Desconfio que seja influência dessas manhãs geladas.

Penso que já fui mais resistente ao frio.

A verdade é que, enquanto ando pelo apartamento feito um robô de tanta rigidez nos ossos e músculos, acabo por lembrar de outro rigoroso dia de inverno em tempos idos.

Fico instado, mesmo que tardiamente, a esclarecer (e tornar pública) uma dúvida antiga.

Leiam!

Ano santo e inesquecível de 1986.

Estávamos no trem que nos levaria de Madri a Paris.

Inverno pesado.

Por estar mal agasalhado, pelo desconforto do vagão de segunda classe, pela paisagem de chumbo que víamos pelas janelas, pelo cansaço natural dos viajantes… Por tudo isso, e mais algumas aflições que agora não me ocorrem, a viagem parecia interminável, e impiedosa.

Havia até a probabilidade de uma nevasca a nos surpreender, mais à frente, em meio às montanhas que faria o comboio esperar, horas e horas, numa pequena estação nos cafundós dos Pireneus.

Sou por natureza um cético.

Então, tentei me preparar para o pior.

Mas, não tive lá muito tempo para as habituais lamentações.

Numa das paradas, vi o vagão em que viajava ser invadido por jovens (deviam ter 20 anos, se tanto) que logo deram uma atmosfera toda especial e ruidosa ao espaço.

Menos mal, de tédio já não se podia reclamar.

Roupas coloridas, cabeleiras no estilo, sorriso nos rostos corados pelas rajadas de vento.

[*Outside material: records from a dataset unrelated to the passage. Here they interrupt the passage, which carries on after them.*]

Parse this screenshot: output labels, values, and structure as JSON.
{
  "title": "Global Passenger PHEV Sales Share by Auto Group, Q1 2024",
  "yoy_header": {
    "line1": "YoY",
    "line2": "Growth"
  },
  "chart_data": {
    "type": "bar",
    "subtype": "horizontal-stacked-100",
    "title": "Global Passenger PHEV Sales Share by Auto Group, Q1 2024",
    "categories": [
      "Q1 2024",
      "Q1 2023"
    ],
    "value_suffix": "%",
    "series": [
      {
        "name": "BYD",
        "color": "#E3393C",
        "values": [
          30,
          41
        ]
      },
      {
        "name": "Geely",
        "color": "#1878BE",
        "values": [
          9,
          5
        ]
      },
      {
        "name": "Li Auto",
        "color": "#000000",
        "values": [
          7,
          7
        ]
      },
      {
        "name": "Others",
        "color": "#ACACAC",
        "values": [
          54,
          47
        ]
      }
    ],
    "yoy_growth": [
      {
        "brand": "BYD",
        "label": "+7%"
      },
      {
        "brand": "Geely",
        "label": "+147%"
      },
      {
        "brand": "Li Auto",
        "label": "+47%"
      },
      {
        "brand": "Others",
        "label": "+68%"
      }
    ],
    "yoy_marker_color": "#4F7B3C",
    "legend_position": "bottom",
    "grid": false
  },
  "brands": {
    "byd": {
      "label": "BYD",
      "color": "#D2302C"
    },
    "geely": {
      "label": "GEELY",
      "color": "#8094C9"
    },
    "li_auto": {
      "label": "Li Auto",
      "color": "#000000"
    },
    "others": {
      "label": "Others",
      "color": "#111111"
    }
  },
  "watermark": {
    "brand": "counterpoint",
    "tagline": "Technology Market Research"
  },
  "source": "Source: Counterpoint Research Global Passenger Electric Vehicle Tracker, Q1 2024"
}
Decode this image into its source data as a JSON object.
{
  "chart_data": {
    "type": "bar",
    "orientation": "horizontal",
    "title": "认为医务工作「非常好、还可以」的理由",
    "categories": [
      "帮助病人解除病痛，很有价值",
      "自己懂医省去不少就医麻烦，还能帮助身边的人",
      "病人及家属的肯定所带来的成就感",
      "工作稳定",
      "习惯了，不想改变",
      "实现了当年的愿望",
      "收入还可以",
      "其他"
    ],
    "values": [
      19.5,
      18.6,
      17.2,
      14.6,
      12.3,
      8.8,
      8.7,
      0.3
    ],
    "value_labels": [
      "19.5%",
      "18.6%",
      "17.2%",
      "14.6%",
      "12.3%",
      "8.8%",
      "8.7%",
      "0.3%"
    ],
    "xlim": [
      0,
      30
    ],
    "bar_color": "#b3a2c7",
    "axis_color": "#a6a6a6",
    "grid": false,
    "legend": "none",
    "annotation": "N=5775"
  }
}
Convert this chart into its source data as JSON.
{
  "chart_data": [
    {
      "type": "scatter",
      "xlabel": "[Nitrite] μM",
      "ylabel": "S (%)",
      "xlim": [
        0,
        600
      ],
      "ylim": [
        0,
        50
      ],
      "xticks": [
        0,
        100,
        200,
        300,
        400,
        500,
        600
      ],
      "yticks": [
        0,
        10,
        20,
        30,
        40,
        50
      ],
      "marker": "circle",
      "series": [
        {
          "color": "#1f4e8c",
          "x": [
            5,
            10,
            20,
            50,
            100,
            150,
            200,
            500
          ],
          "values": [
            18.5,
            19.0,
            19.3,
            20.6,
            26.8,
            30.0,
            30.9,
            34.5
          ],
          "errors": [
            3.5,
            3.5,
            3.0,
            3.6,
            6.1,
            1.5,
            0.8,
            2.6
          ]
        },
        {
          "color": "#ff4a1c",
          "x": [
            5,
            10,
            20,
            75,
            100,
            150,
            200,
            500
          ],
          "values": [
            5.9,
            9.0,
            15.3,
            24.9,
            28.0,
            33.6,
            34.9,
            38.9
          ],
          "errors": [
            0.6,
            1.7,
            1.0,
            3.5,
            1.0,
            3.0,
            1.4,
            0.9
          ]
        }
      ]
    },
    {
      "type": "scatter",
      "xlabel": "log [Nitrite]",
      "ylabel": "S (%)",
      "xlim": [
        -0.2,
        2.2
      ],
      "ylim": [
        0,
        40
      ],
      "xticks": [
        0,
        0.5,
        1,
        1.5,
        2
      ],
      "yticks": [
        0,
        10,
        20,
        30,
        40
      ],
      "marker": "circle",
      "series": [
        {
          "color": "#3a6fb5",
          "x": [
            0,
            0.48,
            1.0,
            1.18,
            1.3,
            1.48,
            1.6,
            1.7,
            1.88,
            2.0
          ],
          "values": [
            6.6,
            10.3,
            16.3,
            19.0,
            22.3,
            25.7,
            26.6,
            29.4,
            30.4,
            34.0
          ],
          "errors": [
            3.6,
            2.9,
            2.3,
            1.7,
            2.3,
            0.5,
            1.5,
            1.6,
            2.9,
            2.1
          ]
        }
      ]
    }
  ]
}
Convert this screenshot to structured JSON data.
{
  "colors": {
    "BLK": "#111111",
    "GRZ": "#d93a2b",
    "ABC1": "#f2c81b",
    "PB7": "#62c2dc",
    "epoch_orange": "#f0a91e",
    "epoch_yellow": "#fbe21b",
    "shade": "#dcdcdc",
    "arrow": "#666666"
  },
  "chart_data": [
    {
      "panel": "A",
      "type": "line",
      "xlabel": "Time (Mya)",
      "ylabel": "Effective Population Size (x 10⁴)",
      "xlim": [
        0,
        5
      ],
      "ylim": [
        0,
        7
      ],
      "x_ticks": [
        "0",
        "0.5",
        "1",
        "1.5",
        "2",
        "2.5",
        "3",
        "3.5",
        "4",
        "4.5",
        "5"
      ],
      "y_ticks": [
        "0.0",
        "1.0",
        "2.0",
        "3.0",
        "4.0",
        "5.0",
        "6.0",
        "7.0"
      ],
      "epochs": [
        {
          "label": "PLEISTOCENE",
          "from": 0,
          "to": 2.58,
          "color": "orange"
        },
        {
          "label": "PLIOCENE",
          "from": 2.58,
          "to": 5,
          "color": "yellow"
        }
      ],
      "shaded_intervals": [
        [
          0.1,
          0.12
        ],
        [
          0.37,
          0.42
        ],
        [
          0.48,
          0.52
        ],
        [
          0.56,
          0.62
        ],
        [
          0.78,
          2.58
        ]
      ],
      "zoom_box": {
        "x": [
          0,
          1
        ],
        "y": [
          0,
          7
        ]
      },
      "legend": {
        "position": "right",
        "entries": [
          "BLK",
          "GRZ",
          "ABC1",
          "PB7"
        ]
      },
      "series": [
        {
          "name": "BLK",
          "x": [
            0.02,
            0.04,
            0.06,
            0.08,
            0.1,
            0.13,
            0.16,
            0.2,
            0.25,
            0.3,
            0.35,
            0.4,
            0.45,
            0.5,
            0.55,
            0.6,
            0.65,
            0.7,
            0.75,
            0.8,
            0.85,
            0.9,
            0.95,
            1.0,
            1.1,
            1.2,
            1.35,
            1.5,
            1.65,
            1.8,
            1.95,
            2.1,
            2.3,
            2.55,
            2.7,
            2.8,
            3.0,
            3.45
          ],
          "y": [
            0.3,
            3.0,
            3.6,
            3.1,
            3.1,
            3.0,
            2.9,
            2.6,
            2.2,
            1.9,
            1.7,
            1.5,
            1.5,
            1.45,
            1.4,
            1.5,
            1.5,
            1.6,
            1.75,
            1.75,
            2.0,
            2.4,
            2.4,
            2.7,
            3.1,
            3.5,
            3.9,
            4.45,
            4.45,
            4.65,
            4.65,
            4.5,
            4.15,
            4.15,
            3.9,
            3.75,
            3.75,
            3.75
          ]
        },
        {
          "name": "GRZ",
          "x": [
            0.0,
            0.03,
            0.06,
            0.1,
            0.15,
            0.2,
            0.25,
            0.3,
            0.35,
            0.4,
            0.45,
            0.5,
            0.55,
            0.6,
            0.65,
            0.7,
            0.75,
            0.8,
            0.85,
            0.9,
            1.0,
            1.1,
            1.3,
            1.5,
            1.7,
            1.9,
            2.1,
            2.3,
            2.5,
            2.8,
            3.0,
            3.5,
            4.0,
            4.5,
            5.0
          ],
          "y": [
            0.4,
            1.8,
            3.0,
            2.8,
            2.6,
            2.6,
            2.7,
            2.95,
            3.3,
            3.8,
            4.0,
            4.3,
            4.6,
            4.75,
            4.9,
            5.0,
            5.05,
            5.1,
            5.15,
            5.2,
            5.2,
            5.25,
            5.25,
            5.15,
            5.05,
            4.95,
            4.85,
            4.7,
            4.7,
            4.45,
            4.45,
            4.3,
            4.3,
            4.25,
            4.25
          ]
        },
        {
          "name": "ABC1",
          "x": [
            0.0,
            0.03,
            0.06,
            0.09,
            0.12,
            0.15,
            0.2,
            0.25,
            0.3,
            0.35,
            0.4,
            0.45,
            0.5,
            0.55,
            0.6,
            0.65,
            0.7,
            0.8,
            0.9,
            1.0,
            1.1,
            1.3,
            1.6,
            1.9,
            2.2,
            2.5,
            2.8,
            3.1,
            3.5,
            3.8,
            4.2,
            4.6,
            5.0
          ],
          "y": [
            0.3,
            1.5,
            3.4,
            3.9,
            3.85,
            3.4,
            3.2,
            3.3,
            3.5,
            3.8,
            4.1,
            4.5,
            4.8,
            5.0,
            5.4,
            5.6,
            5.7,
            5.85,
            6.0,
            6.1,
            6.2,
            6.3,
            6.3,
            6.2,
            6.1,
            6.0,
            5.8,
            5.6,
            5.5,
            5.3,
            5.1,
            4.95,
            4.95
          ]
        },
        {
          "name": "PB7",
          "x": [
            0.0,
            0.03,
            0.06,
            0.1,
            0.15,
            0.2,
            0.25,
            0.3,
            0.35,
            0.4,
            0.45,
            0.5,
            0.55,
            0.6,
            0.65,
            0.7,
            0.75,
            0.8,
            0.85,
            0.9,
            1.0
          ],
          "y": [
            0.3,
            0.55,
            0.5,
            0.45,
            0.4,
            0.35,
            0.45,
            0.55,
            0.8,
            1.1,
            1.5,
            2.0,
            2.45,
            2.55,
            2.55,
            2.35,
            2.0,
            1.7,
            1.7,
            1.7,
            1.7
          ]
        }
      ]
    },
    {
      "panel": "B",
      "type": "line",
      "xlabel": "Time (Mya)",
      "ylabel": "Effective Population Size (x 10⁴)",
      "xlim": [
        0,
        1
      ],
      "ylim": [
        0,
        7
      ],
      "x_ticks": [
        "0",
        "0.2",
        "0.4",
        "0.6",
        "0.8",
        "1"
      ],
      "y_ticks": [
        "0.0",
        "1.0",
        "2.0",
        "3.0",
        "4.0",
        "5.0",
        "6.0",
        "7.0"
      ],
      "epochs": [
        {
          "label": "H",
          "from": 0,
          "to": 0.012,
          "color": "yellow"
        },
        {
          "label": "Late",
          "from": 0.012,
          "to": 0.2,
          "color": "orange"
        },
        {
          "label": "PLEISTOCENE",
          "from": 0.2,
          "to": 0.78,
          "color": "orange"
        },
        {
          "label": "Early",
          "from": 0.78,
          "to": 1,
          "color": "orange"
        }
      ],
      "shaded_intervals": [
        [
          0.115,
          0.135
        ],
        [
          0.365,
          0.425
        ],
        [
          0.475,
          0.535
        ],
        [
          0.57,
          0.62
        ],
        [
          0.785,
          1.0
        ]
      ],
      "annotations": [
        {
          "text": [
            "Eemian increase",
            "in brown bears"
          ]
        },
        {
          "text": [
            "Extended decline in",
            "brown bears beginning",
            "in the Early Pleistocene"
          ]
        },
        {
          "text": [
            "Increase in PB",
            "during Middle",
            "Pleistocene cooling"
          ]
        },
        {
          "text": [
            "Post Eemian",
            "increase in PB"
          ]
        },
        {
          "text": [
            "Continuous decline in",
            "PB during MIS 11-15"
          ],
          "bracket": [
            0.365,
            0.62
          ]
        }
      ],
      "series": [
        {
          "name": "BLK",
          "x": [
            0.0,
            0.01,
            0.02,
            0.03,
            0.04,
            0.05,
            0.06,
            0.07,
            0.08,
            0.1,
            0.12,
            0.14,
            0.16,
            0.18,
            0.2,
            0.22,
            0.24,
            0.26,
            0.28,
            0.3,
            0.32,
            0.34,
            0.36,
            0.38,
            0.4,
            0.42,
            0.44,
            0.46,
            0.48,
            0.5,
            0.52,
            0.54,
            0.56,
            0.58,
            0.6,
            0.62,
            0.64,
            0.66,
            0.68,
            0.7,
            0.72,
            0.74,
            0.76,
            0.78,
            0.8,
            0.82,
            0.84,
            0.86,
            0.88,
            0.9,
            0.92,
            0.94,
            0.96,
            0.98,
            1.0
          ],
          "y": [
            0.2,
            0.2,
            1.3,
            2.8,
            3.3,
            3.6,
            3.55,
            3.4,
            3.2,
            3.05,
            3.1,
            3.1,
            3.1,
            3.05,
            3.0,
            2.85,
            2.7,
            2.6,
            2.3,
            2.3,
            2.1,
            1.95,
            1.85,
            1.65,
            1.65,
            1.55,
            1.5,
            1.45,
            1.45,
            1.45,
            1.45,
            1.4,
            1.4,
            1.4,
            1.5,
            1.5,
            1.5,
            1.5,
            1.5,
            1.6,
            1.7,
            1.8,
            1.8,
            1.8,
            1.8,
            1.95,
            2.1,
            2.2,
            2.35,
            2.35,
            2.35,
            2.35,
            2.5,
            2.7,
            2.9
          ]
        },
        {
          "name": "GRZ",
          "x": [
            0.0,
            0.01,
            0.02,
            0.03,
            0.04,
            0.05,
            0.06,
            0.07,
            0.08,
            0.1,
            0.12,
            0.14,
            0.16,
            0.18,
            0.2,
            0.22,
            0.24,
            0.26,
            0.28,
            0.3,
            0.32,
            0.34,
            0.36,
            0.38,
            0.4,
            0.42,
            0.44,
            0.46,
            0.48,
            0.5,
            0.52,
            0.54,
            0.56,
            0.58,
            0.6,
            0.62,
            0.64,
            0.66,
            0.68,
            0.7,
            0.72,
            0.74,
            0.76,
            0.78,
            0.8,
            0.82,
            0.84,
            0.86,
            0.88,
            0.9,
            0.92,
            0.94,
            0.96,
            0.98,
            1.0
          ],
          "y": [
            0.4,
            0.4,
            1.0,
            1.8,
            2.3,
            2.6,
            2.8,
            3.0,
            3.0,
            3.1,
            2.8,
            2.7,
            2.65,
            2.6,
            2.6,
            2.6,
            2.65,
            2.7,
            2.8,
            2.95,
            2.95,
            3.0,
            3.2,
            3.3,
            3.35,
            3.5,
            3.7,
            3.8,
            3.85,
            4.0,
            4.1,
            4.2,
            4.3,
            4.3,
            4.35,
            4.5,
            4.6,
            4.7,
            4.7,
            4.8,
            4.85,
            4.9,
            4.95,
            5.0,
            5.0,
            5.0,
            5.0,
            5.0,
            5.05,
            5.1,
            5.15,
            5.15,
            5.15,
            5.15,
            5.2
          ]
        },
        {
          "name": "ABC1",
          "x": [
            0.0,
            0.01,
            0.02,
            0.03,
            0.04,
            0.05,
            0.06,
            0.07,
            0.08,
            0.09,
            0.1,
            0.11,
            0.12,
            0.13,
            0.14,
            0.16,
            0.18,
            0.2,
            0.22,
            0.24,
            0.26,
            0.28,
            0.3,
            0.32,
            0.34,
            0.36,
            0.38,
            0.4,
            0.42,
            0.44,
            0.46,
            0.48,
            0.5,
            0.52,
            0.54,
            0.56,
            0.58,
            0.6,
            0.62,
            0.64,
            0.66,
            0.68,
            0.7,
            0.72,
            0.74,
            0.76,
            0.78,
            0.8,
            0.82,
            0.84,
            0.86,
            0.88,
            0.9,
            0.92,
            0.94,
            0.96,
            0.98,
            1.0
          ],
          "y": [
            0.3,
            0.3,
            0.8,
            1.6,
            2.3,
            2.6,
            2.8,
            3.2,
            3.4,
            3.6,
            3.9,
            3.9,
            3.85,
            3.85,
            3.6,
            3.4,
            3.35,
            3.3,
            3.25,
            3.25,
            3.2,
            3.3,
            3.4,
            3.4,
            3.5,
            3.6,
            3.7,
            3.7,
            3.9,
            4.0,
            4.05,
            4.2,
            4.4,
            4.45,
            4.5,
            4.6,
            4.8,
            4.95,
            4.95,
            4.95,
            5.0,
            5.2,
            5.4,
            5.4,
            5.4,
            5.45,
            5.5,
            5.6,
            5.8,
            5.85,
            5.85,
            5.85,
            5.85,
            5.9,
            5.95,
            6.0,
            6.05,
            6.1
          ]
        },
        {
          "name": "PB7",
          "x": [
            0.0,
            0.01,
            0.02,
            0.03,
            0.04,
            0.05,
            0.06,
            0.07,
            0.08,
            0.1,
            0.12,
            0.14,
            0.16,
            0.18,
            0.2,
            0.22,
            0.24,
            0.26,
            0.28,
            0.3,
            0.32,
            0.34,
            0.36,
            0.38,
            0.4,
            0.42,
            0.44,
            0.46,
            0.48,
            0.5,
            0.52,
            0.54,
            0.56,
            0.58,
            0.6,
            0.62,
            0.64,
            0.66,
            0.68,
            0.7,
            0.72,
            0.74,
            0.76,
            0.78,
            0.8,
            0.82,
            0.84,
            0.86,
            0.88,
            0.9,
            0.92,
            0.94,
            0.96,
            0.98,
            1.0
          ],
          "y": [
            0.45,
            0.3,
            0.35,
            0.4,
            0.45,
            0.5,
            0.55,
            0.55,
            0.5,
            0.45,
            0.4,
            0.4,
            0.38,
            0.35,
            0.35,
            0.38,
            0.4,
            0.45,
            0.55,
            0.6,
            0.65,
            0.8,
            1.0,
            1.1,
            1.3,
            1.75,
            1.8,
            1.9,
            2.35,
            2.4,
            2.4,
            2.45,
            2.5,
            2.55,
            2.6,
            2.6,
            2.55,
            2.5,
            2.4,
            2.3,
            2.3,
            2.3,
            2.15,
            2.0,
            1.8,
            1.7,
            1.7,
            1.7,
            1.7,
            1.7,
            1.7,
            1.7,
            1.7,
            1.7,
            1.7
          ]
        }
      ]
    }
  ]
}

Enfim, a linda vitalidade dos que ousam sonhar.

Com eles, estava um rapagão mais vivido (aí por volta dos 40) com uma batuta na mão – e, me pareceu, no comando da trupe.

Logo ordenou que a rapaziada fizesse silêncio e se pusesse de pé entre as fileiras de bancos.

Que todos olhassem para o tal.

E, assim que movimentou a batuta no ar, a galerinha se pôs a cantar lindas canções do folclore basco.

Que agradável surpresa!

Ficamos extasiados.

O tempo passou ligeiro.

A neve entendeu que, inspirada pelos jovens cantantes de San Sebastian, poderia continuar sua trilha, mas despencaria do céu em ritmo adequado – e, assim não causaria nenhum estrago mais drástico àquele inesquecível naco do mundo.

A meninada formava uma coral que participaria de um festival de música em Paris.

Feliz coincidência.

Hoje essas cenas me parecem remotas, parte de um sonho.

Lembro que o maestro, assim que soube que éramos brasileiros, veio conversar com a gente.

Adorava nossa música.

Conhecia e admirava, nossos artistas. Tom Jobim, Ben Jor, Gilberto Gil, Elis Regina, Hermeto, Caetano Veloso.

Aliás, sobre Caetano, o jovem maestro tinha uma inconfidência a nos fazer.

Foi exatamente este mesmo trajeto que inspirou o baiano a compor a insinuante “Trem das Cores”.

Só que Caetano fez o percurso numa ensolarada primavera, quando as paisagens são belíssimas.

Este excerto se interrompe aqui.